High-rise window cleaning requires many particular skills and specific equipment to complete a job safely. With hours spent at training courses, entire companies dedicated to the high-rise industry and its need for specific gear, it seems like every stone has been overturned, and every idea explored as to how to make the practice of high-rise window cleaning safe. So, it comes as a bit of a shock that many high-rise window cleaners don’t see the benefits of wearing a helmet while others decide it’s too risky and start work anyway.
Now, if we may, let’s backtrack for a minute. Why is it that these men and women with such extensive knowledge of safety practices and guidelines choose not to wear a helmet? One answer is simple, preference. The helmet is the problem many times. The window cleaner might find that the helmet obstructs his or her view, which arguably puts them in more immediate danger than that of not wearing a helmet. To this, we agree, certain helmets can be troublesome and slip or not fit correctly, causing that helmet to slide down and obstruct your view. While those helmets won’t work, there are other options, and something will work. But if finding the exact helmet to fit you might be a bit of a hassle, then why bother? So glad you asked.
Most people think that the primary purpose of your helmet is to protect your head in case of a fall. While it will undoubtedly help with that, you’ll usually be at too great a height for it to make a difference. So then, what is it? Many variables play a factor in high-rise window cleaning. One that can’t be ignored is Mother Nature. Wind becomes a force to reckon with the higher up you go. Though you should check the weather ahead of time, strong gusts of wind can be an element of surprise that could leave you swinging uncontrollably. During the swing, it’s easy to hit your head on the building or other obstructions. Helmets, in this situation, can mean the difference between a crazy ride and a rescue situation.
Employees working in areas where there is a possible danger of head injury from impact, or from falling or flying objects, or from electrical shock and burns, shall be protected by protective helmets1926.100(a)
Another variable that plays a significant role in high-rise window cleaning, and all work at height practices, is physics, more specifically, gravity. Beyond wind, what helmets will protect you from is falling objects. The typical high-rise window cleaning crew consists of multiple workers, all working on different drops (by the way, you shouldn’t be working alone in case of a rescue situation!). The trouble is when the highest window cleaner above all the others, gets swept up by the wind, and in the chaotic turbulence, lets go of his or her squeegee. The other window cleaners below are now in jeopardy of getting struck by a flying squeegee. Dropped objects are a common cause of workplace injury. You should tether your tools to mitigate this hazard, but you should also consider having helmets to protect yourself. One could come up with a million different scenarios where a helmet would be an essential piece of equipment to be wearing.

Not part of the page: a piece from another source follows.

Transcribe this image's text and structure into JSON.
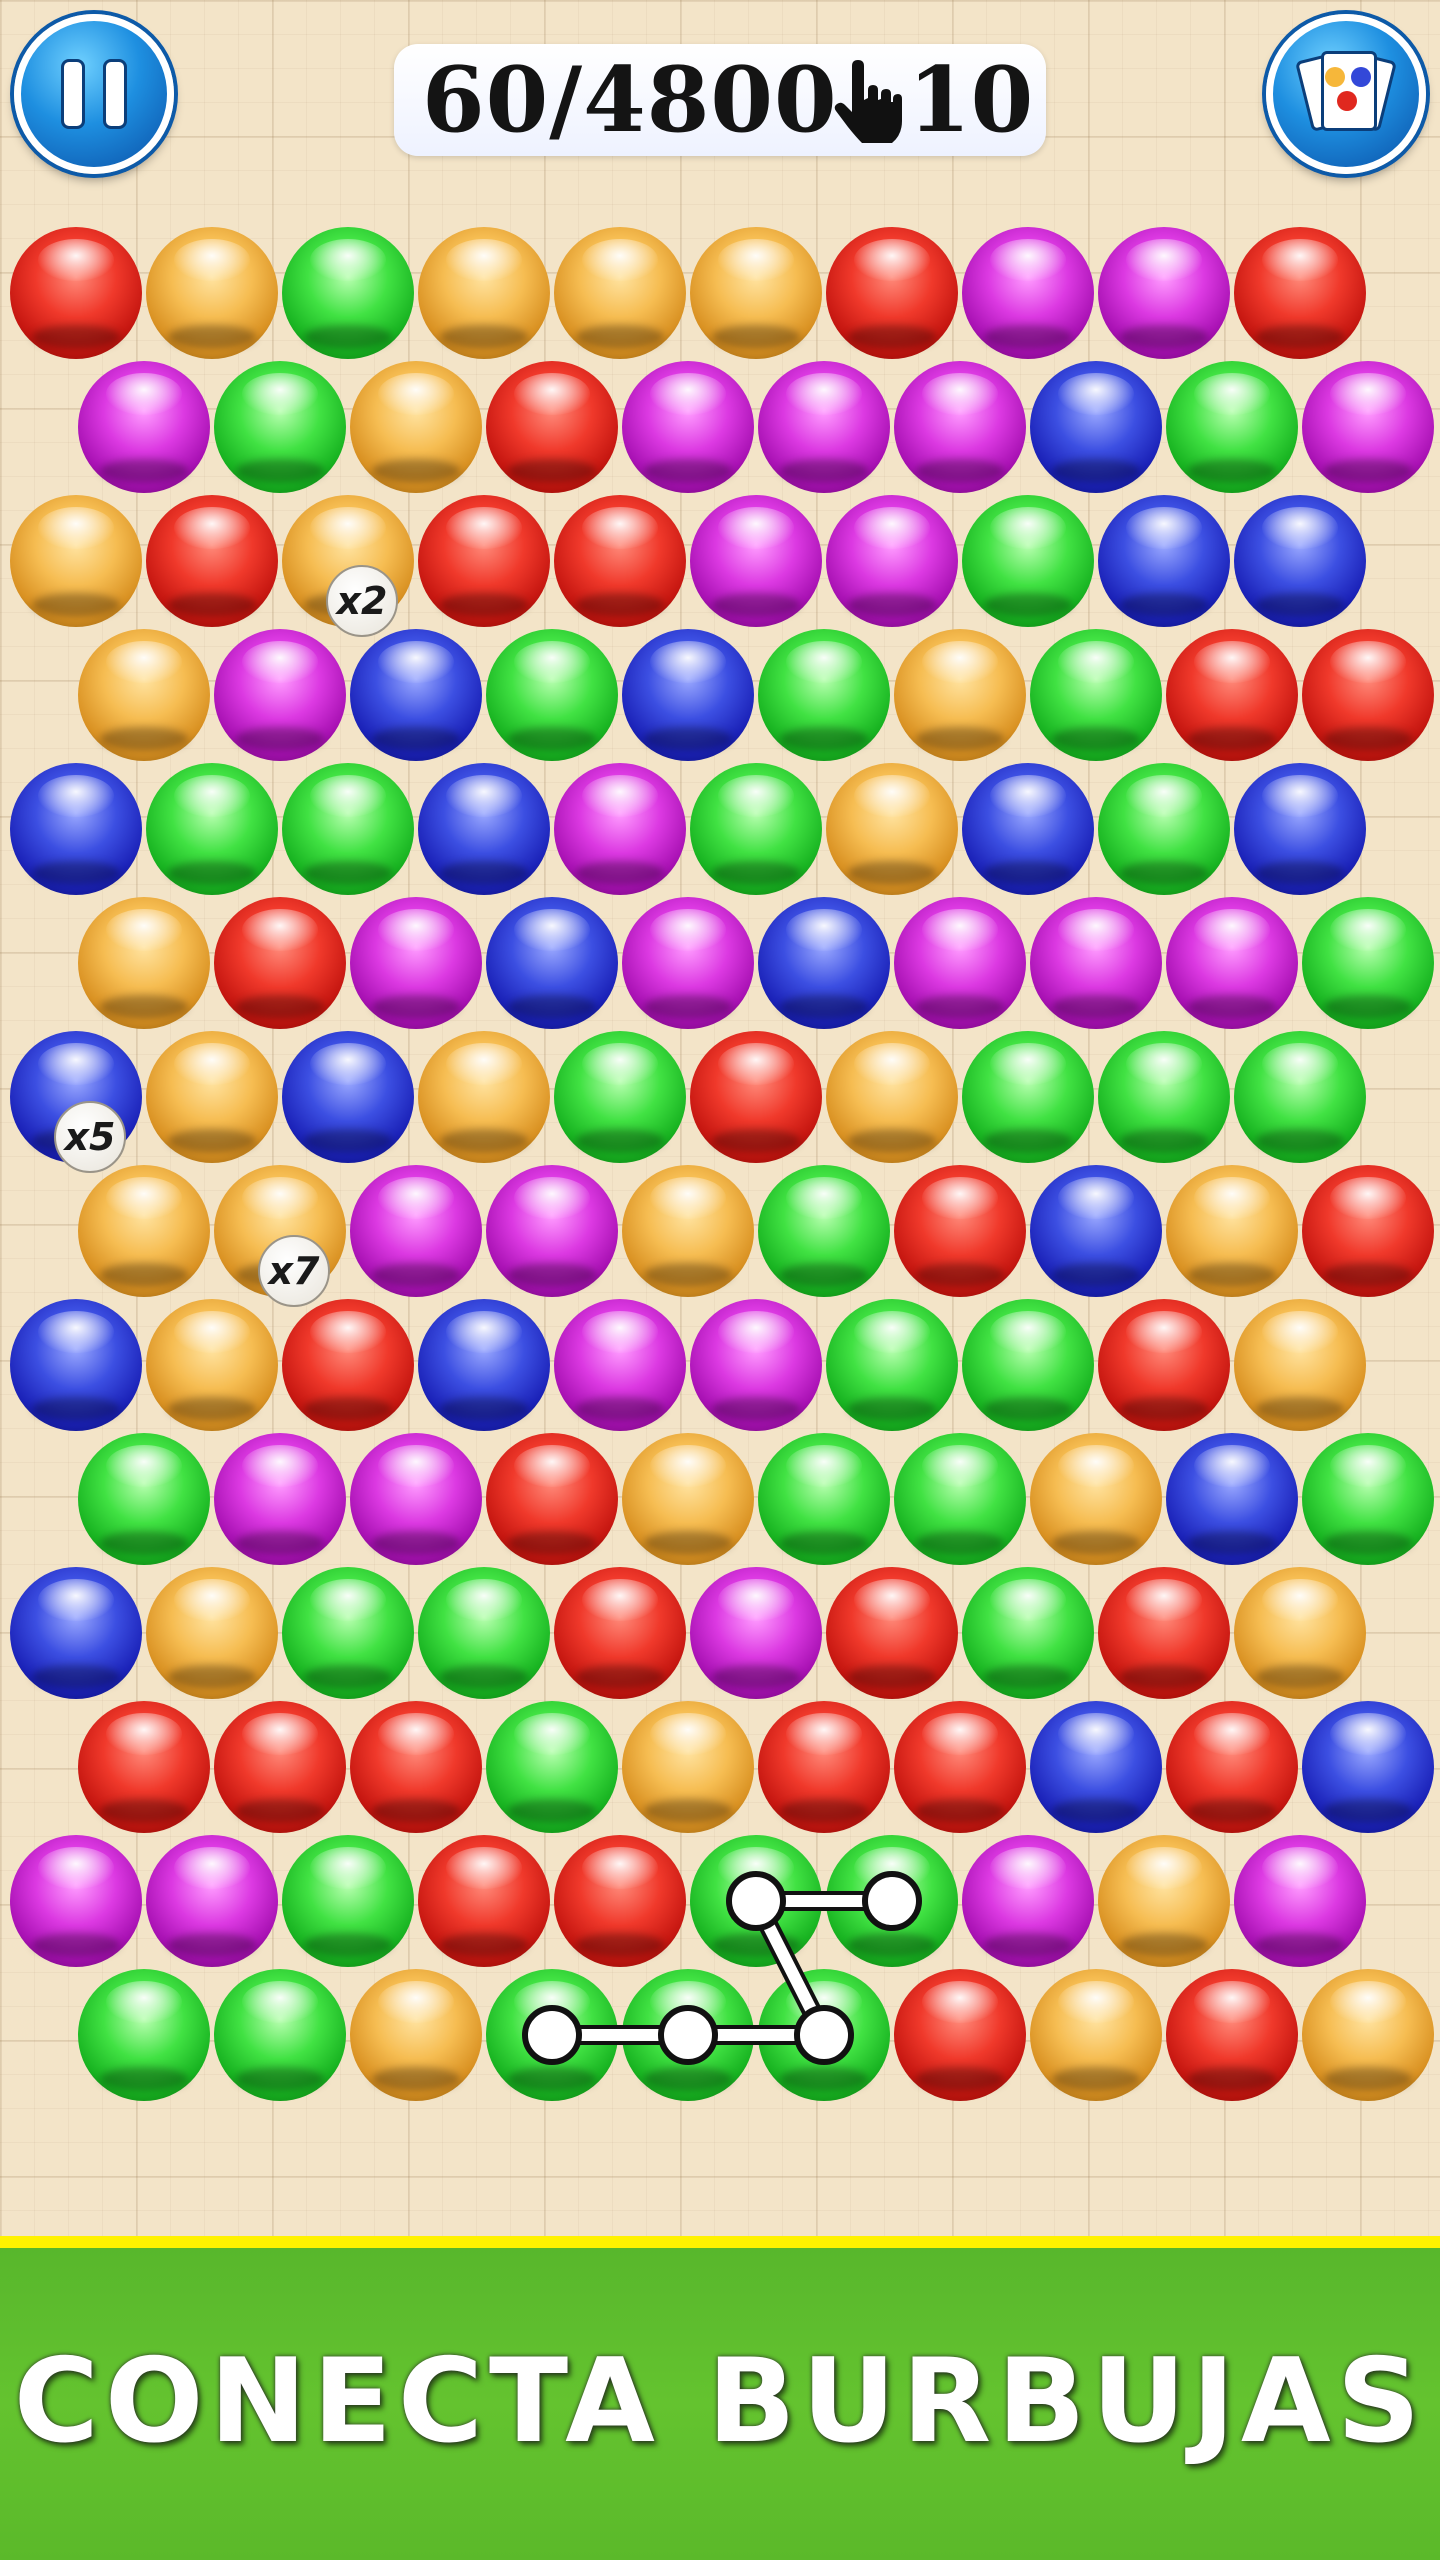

We know what you’re thinking to yourselves, “but is it required?” Here’s what OSHA says on the topic: “Employees working in areas where there is a possible danger of head injury from impact, or from falling or flying objects, or from electrical shock and burns, shall be protected by protective helmets” (1926.100(a)). This is far from a clear directive for high-rise window cleaners, but could easily be interpreted to apply. In the same section OSHA also stipulates that the helmet ought to meet ANSI Z89.1 or be at least as effective (1926.100(b)).
What we are saying is that although it may or may not be required, depending on how you read the statement, it is your responsibility as a high-rise window cleaner to know your best safety options and proceed accordingly. There are so many helmet options out on the market, and there is a helmet for you, even if you haven’t found it yet.